O limite da intervenção da tecnologia aceitável no vinho é muito pessoal, mas, a cada dia, mais e mais vinhos são manipulados e tendem a se parecer, especialmente nos rótulos de baixo custo. E uma destas tecnologias mais modernas é a osmose reversa, que tem gerado inúmeras polêmicas desde o seu surgimento.
Bons vinhos se fazem com boas uvas, ou seja, uvas equilibradas em seus componentes, como açúcar, acidez, cor, aroma e taninos. Para tal, é necessária uma maturação adequada, o que depende do clima, já que cada componente mencionado tem seu processo de amadurecimento ao longo da safra.
Em climas quentes, existe uma tendência do ponto ideal de concentração de açúcar e acidez ocorrer antes da maturação ideal de taninos, por exemplo. Daí para se ter um vinho com taninos maduros, quase sempre, teremos vinhos com baixa acidez e muito álcool. Já em climas frios, é quase o oposto. Para que a acidez e os açúcares atinjam o ideal é necessário esperar mais, sob o risco de expor as uvas às chuvas de outono, que diluiriam o vinho.
Atualmente, existe uma tecnologia chamada osmose reversa que torna possível remover álcool do vinho pronto ou concentrar o mosto antes da vinificação. Lembrando de nossas aulas na escola primária: osmose é o fluxo do solvente de uma solução pouco concentrada em direção a outra mais concentrada através de uma membrana semipermeável. No caso do mosto, o solvente é a água e, no caso do vinho pronto, além da água há o álcool. Submeter o mosto ou vinho a uma osmose normal seria diluí-lo, mas se esta osmose for ao contrário…
A osmose reversa é possível com o uso de uma máquina chamada Vinovation, criada no final dos anos 1980, na Califórnia, por Clark Smith, um engenheiro apelidado de Dr. Frankenwine, ou Belzebu em pessoa para os adeptos dos vinhos naturais. Outra brincadeira que ilustra o sentimento de alguns em relação a esta tecnologia é alcunhar a osmose reversa de osmose perversa.

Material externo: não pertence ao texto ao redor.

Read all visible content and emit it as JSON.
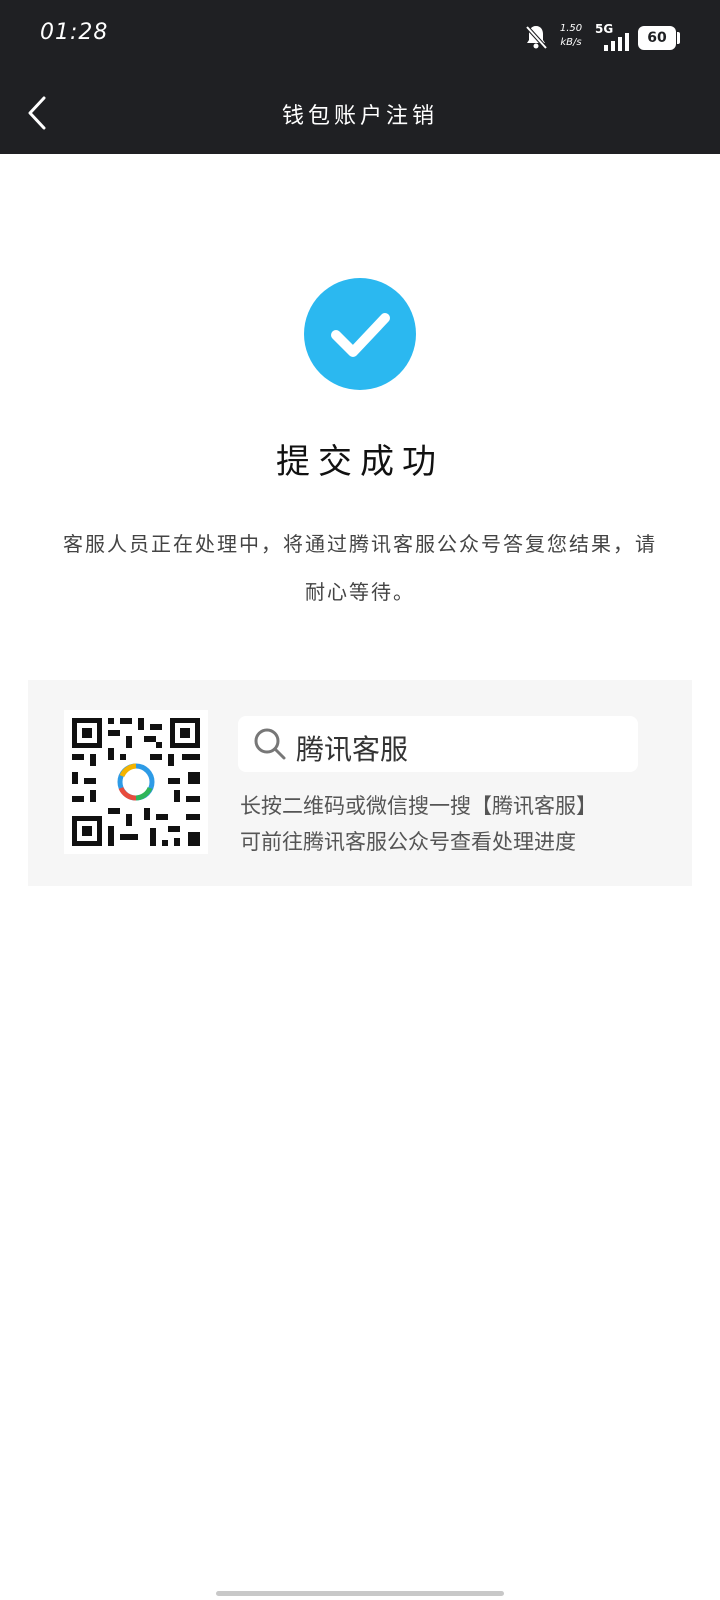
{
  "status_bar": {
    "time": "01:28",
    "speed_value": "1.50",
    "speed_unit": "kB/s",
    "network": "5G",
    "battery": "60"
  },
  "nav": {
    "title": "钱包账户注销",
    "back_icon": "chevron-left-icon"
  },
  "result": {
    "icon": "check-circle-icon",
    "icon_color": "#2bb8f0",
    "title": "提交成功",
    "description_line1": "客服人员正在处理中，将通过腾讯客服公众号答复您结果，请",
    "description_line2": "耐心等待。"
  },
  "card": {
    "qr_icon": "qr-code-icon",
    "search_icon": "search-icon",
    "search_text": "腾讯客服",
    "line1": "长按二维码或微信搜一搜【腾讯客服】",
    "line2": "可前往腾讯客服公众号查看处理进度"
  },
  "colors": {
    "header_bg": "#1f2023",
    "accent": "#2bb8f0",
    "card_bg": "#f6f6f6"
  }
}
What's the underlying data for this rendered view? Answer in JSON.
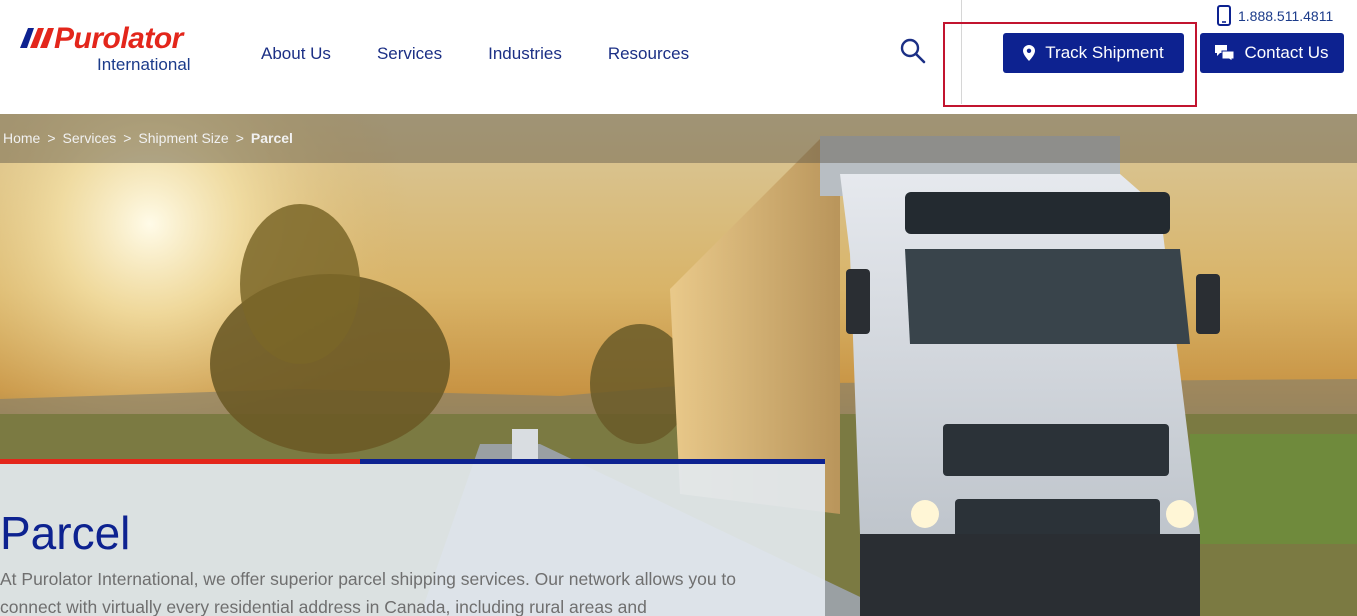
{
  "header": {
    "logo": {
      "brand": "Purolator",
      "sub": "International"
    },
    "nav": [
      "About Us",
      "Services",
      "Industries",
      "Resources"
    ],
    "phone": "1.888.511.4811",
    "buttons": {
      "track": "Track Shipment",
      "contact": "Contact Us"
    }
  },
  "breadcrumb": {
    "items": [
      "Home",
      "Services",
      "Shipment Size"
    ],
    "current": "Parcel",
    "separator": ">"
  },
  "hero": {
    "title": "Parcel",
    "intro": "At Purolator International, we offer superior parcel shipping services. Our network allows you to connect with virtually every residential address in Canada, including rural areas and"
  },
  "colors": {
    "brand_blue": "#0d2290",
    "brand_red": "#e3261b",
    "highlight": "#c2142f"
  },
  "icons": [
    "search-icon",
    "phone-icon",
    "location-pin-icon",
    "chat-icon"
  ]
}
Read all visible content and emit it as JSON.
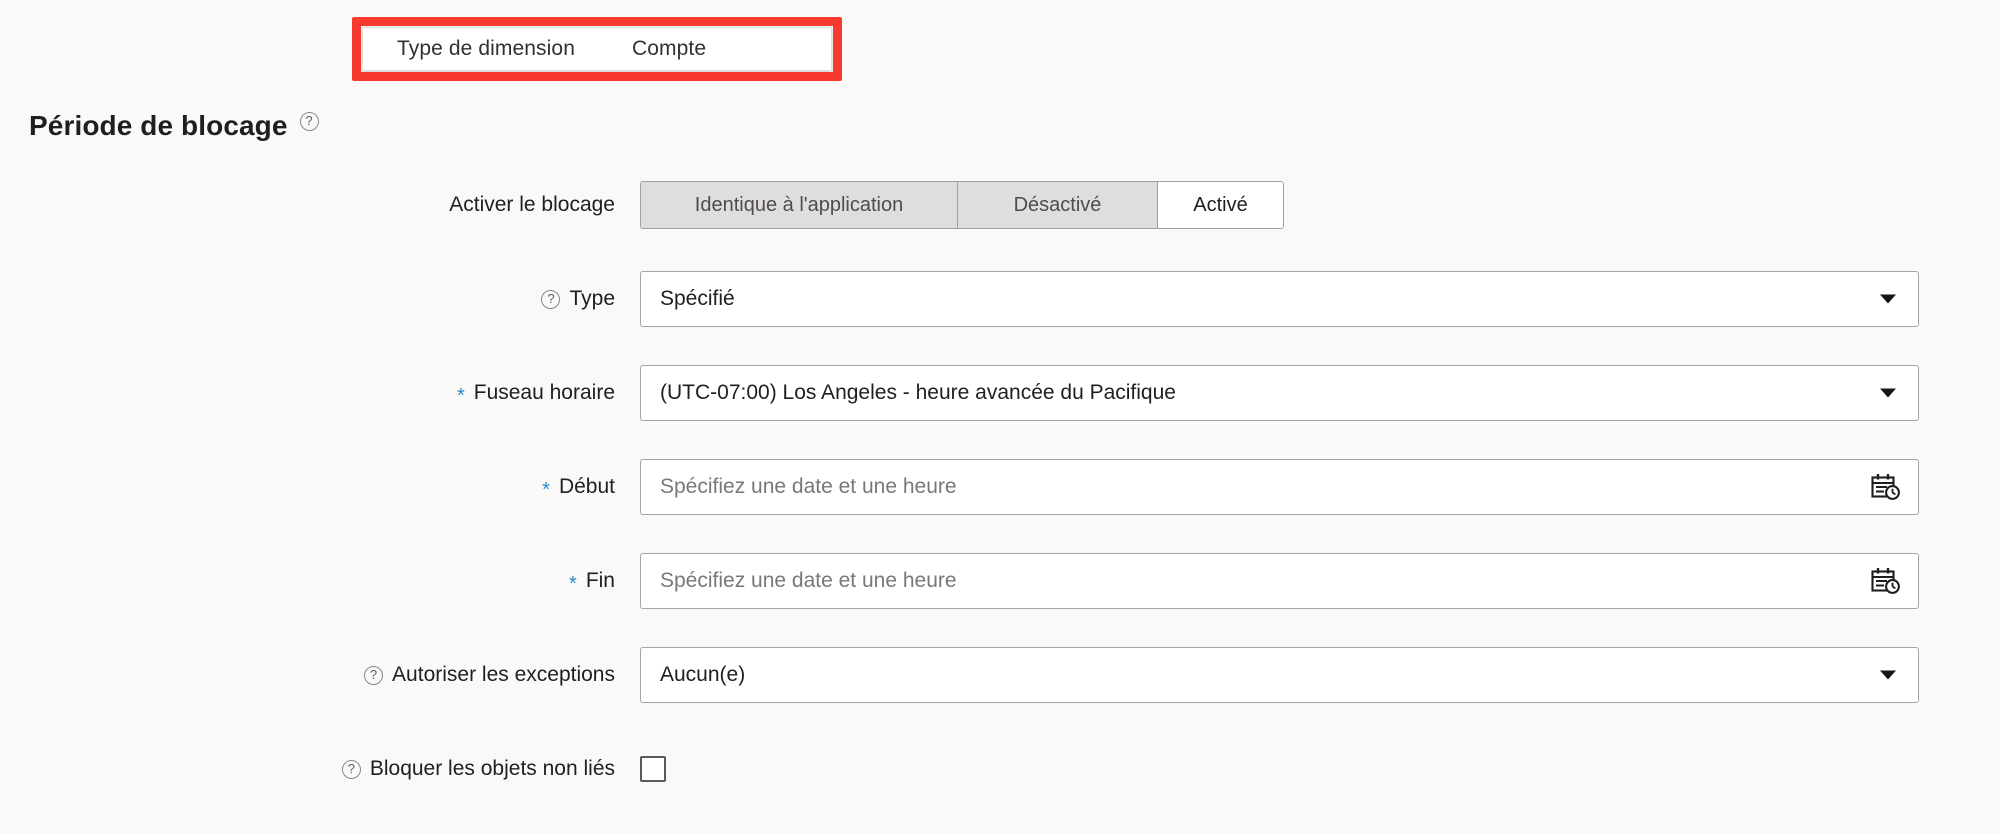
{
  "tooltip": {
    "col1": "Type de dimension",
    "col2": "Compte",
    "highlight_color": "#f8392f"
  },
  "section": {
    "title": "Période de blocage",
    "help_icon": "help-circle-icon"
  },
  "form": {
    "enable_block": {
      "label": "Activer le blocage",
      "options": [
        {
          "label": "Identique à l'application",
          "selected": false
        },
        {
          "label": "Désactivé",
          "selected": false
        },
        {
          "label": "Activé",
          "selected": true
        }
      ]
    },
    "type": {
      "label": "Type",
      "value": "Spécifié",
      "help_icon": "help-circle-icon",
      "caret_icon": "chevron-down-icon"
    },
    "timezone": {
      "label": "Fuseau horaire",
      "required_mark": "*",
      "value": "(UTC-07:00) Los Angeles - heure avancée du Pacifique",
      "caret_icon": "chevron-down-icon"
    },
    "start": {
      "label": "Début",
      "required_mark": "*",
      "value": "",
      "placeholder": "Spécifiez une date et une heure",
      "icon": "calendar-clock-icon"
    },
    "end": {
      "label": "Fin",
      "required_mark": "*",
      "value": "",
      "placeholder": "Spécifiez une date et une heure",
      "icon": "calendar-clock-icon"
    },
    "allow_exceptions": {
      "label": "Autoriser les exceptions",
      "value": "Aucun(e)",
      "help_icon": "help-circle-icon",
      "caret_icon": "chevron-down-icon"
    },
    "block_unrelated": {
      "label": "Bloquer les objets non liés",
      "help_icon": "help-circle-icon",
      "checked": false
    }
  },
  "colors": {
    "background": "#faf9f8",
    "required_star": "#2a8ac7",
    "highlight": "#f8392f",
    "text": "#201f1e"
  }
}
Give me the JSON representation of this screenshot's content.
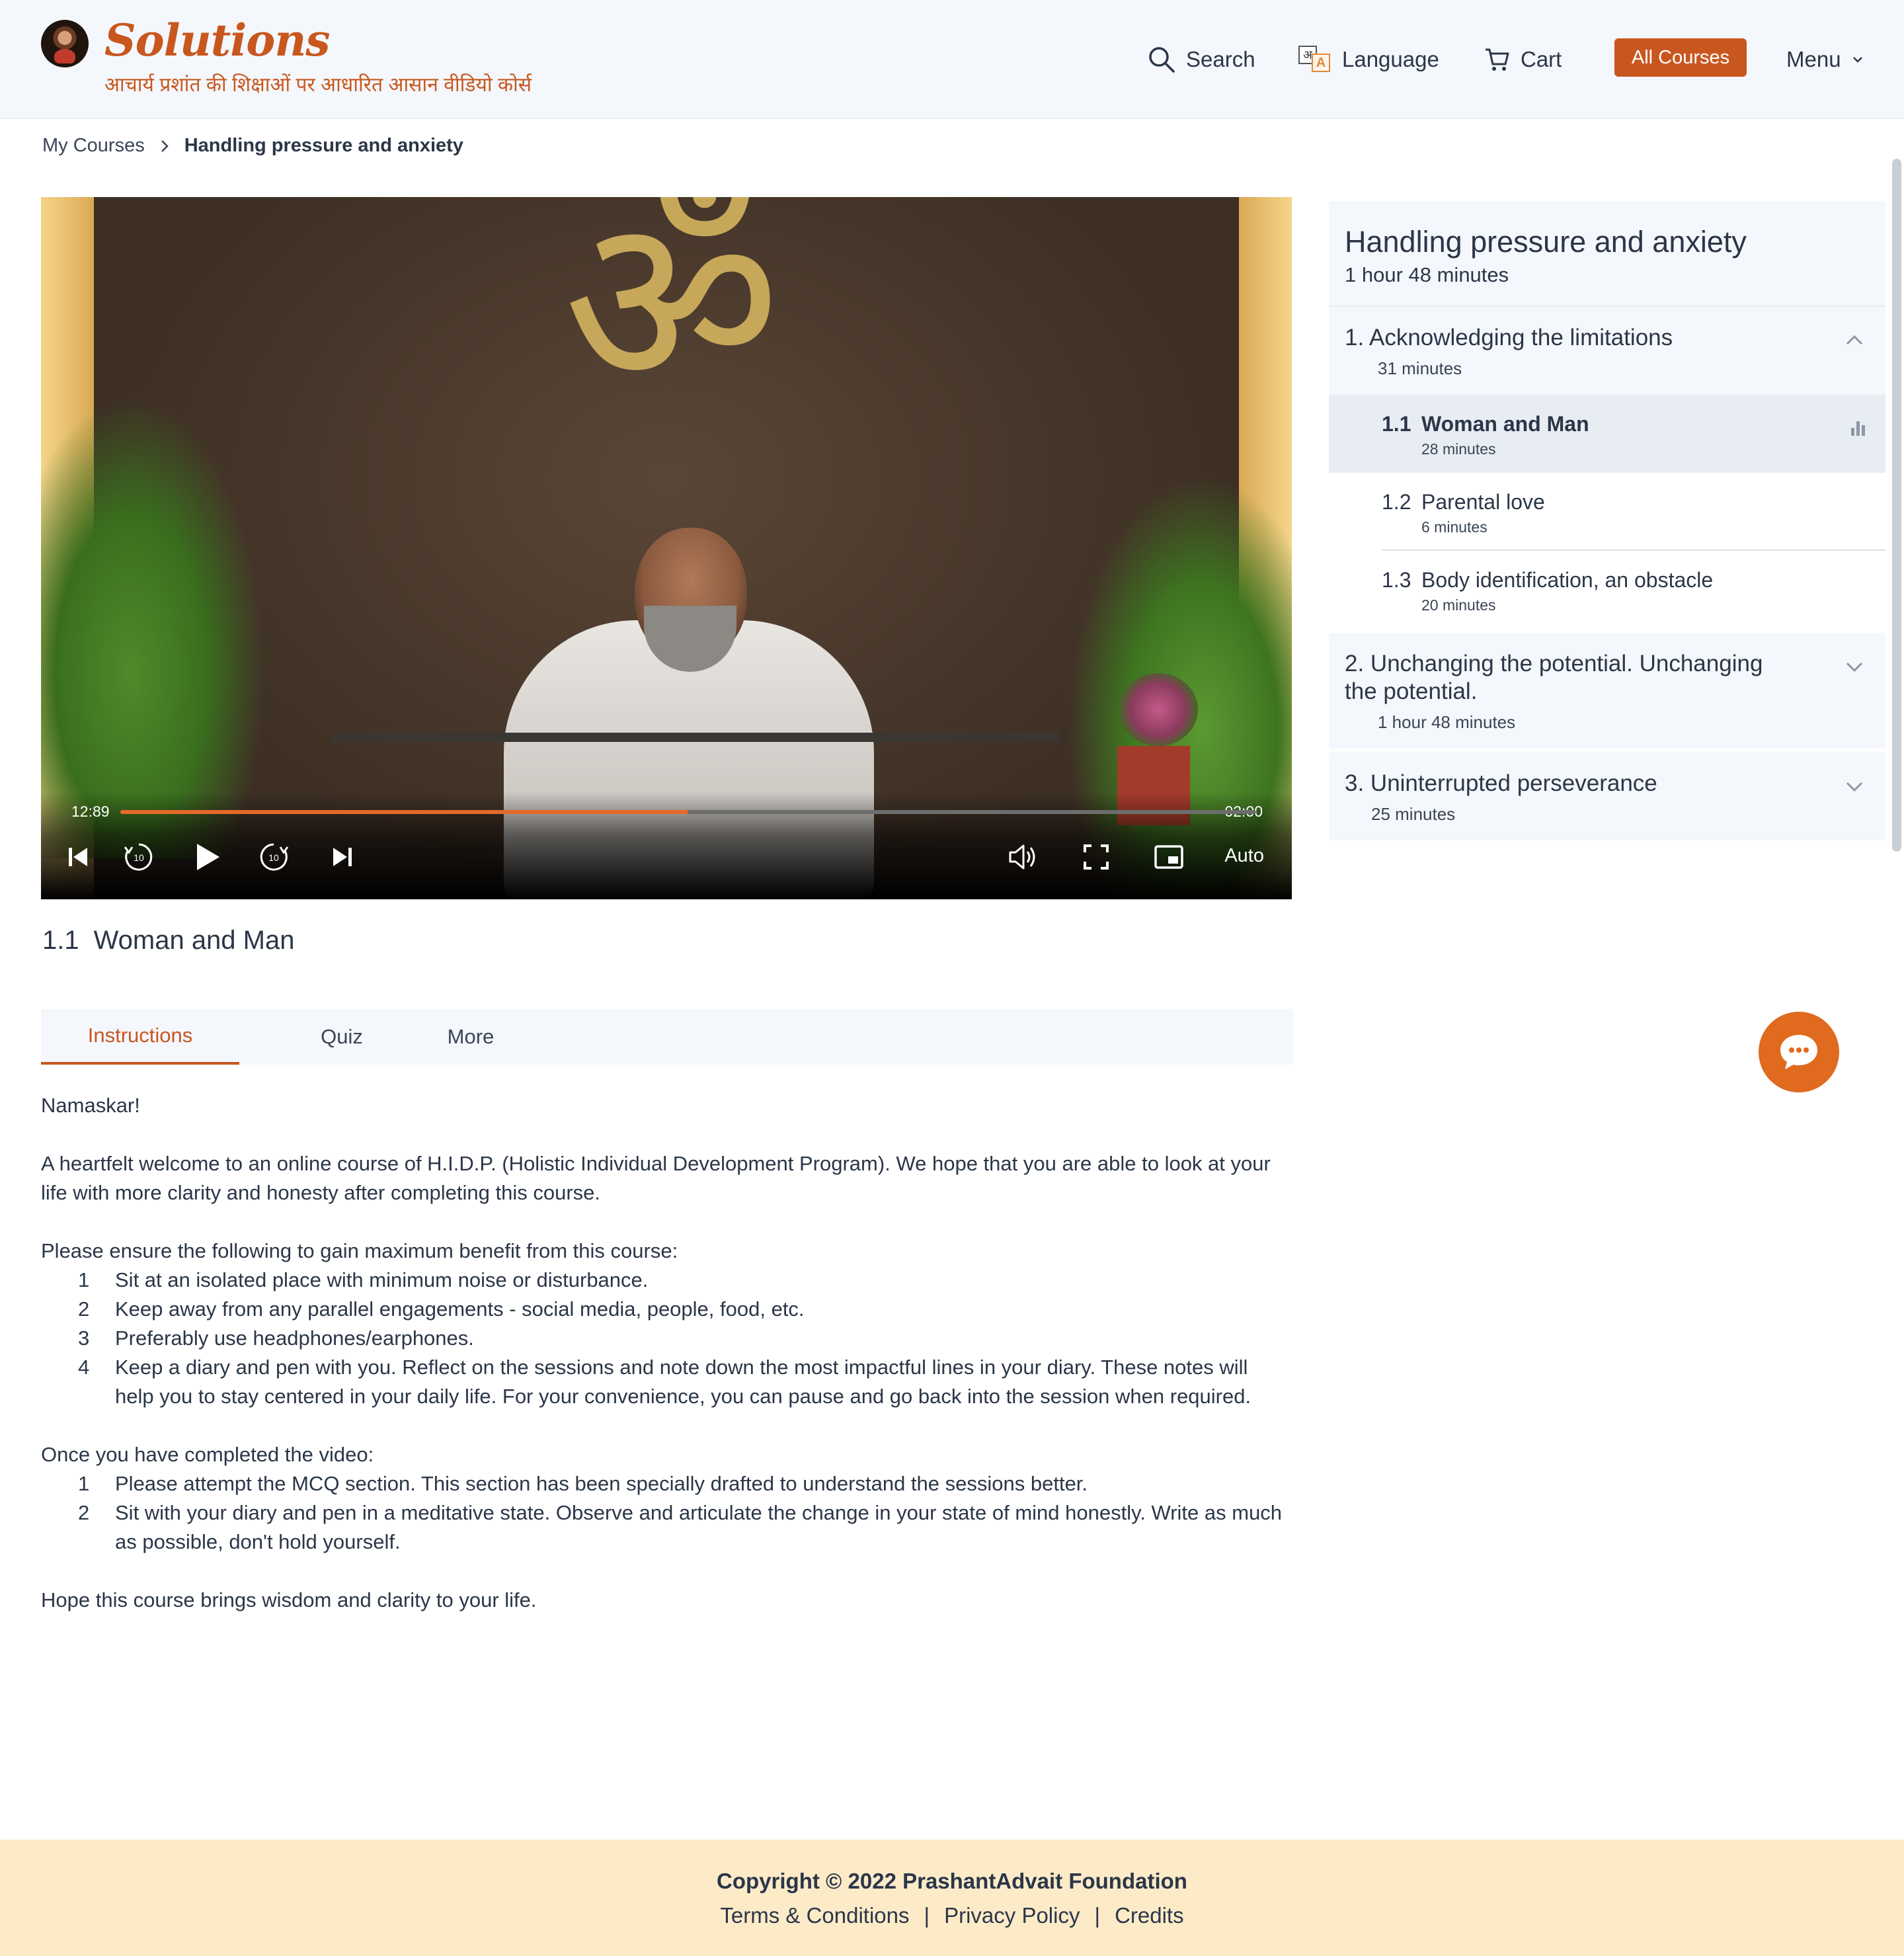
{
  "header": {
    "brand_title": "Solutions",
    "brand_subtitle": "आचार्य प्रशांत की शिक्षाओं पर आधारित आसान वीडियो कोर्स",
    "nav": {
      "search": "Search",
      "language": "Language",
      "cart": "Cart",
      "all_courses": "All Courses",
      "menu": "Menu"
    },
    "icons": [
      "avatar-logo",
      "search-icon",
      "language-icon",
      "cart-icon",
      "chevron-down-icon"
    ]
  },
  "breadcrumb": {
    "parent": "My Courses",
    "current": "Handling pressure and anxiety"
  },
  "player": {
    "time_elapsed": "12:89",
    "time_total": "02:00",
    "progress": 0.5,
    "quality": "Auto",
    "icons": [
      "skip-previous-icon",
      "rewind-10-icon",
      "play-icon",
      "forward-10-icon",
      "skip-next-icon",
      "volume-icon",
      "fullscreen-icon",
      "picture-in-picture-icon"
    ],
    "rewind_label": "10",
    "forward_label": "10",
    "accent_color": "#e46a2a"
  },
  "lesson": {
    "number": "1.1",
    "title": "Woman and Man"
  },
  "tabs": {
    "instructions": "Instructions",
    "quiz": "Quiz",
    "more": "More",
    "active": "Instructions"
  },
  "instructions": {
    "greeting": "Namaskar!",
    "welcome": "A heartfelt welcome to an online course of H.I.D.P. (Holistic Individual Development Program). We hope that you are able to look at your life with more clarity and honesty after completing this course.",
    "ensure_intro": "Please ensure the following to gain maximum benefit from this course:",
    "ensure_items": [
      {
        "n": "1",
        "text": "Sit at an isolated place with minimum noise or disturbance."
      },
      {
        "n": "2",
        "text": "Keep away from any parallel engagements - social media, people, food, etc."
      },
      {
        "n": "3",
        "text": "Preferably use headphones/earphones."
      },
      {
        "n": "4",
        "text": "Keep a diary and pen with you. Reflect on the sessions and note down the most impactful lines in your diary. These notes will help you to stay centered in your daily life. For your convenience, you can pause and go back into the session when required."
      }
    ],
    "after_intro": "Once you have completed the video:",
    "after_items": [
      {
        "n": "1",
        "text": "Please attempt the MCQ section. This section has been specially drafted to understand the sessions better."
      },
      {
        "n": "2",
        "text": "Sit with your diary and pen in a meditative state. Observe and articulate the change in your state of mind honestly. Write as much as possible, don't hold yourself."
      }
    ],
    "closing": "Hope this course brings wisdom and clarity to your life."
  },
  "sidebar": {
    "course_title": "Handling pressure and anxiety",
    "course_duration": "1 hour 48 minutes",
    "sections": [
      {
        "title": "1. Acknowledging the limitations",
        "duration": "31 minutes",
        "expanded": true,
        "lessons": [
          {
            "num": "1.1",
            "title": "Woman and Man",
            "duration": "28 minutes",
            "active": true
          },
          {
            "num": "1.2",
            "title": "Parental love",
            "duration": "6 minutes",
            "active": false
          },
          {
            "num": "1.3",
            "title": "Body identification, an obstacle",
            "duration": "20 minutes",
            "active": false
          }
        ]
      },
      {
        "title": "2. Unchanging the potential. Unchanging the potential.",
        "duration": "1 hour 48 minutes",
        "expanded": false
      },
      {
        "title": "3. Uninterrupted perseverance",
        "duration": "25 minutes",
        "expanded": false
      }
    ]
  },
  "chat": {
    "icon": "chat-bubble-icon"
  },
  "footer": {
    "copyright": "Copyright © 2022 PrashantAdvait Foundation",
    "links": {
      "terms": "Terms & Conditions",
      "privacy": "Privacy Policy",
      "credits": "Credits"
    },
    "separator": "|"
  },
  "colors": {
    "brand": "#c8571f",
    "header_bg": "#f4f7fb",
    "footer_bg": "#fdebc8",
    "text": "#2b3648"
  }
}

A máquina do Dr. Frankenwine aumenta a pressão na solução mais concentrada, reverte o fluxo e tira água do mosto ou vinho, em um processo semelhante a espremer o mosto para retirar a água por um filtro. Esta mesma geringonça serve para tirar álcool do vinho pronto, em um processo mais radical. Neste caso, separa-se o álcool que vem junto com a água. Em uma etapa seguinte, a solução de água e álcool passa por uma destilação que separa a água do álcool e a recoloca no vinho.
Clark Smith já contou em várias entrevistas que sua criação está em centenas de vinícolas em diversos países, mas jamais revela o nome de seus clientes. Ele também garante que, na Califórnia, cerca de 45% dos vinhos premium sofrem algum tipo de redução de álcool. Ao que parece, esta tecnologia é uma arma poderosa e, como toda arma, pode ser usada para o bem ou para o mal.
Os que são a favor desta tecnologia argumentam que ela se assemelha a outros artifícios muito aceitos como, por exemplo, a chaptalização (adição de açúcar ao mosto para aumentar o teor alcoólico dos vinhos em safras diluídas) ou a sangria, processo que filtra uma parte do mosto sem as cascas das uvas separando-o de outra parte que concentra mais cascas – geralmente obtendo de um lado um vinho rosé e de outro um tinto com maior concentração de cor e corpo.
Alguns pontos são claros: a osmose reversa realmente funciona ao conseguir concentrar vinhos ou diminuir-lhes o teor de álcool e não causa nenhum mal à saúde de quem consumir tais vinhos. O que se debate hoje em todo o mundo não é a eficiência do processo, que já é uma realidade, mas o fato de ser ou não honesto fazê-lo, já que raramente se sabe qual vinho foi submetido a esta intervenção.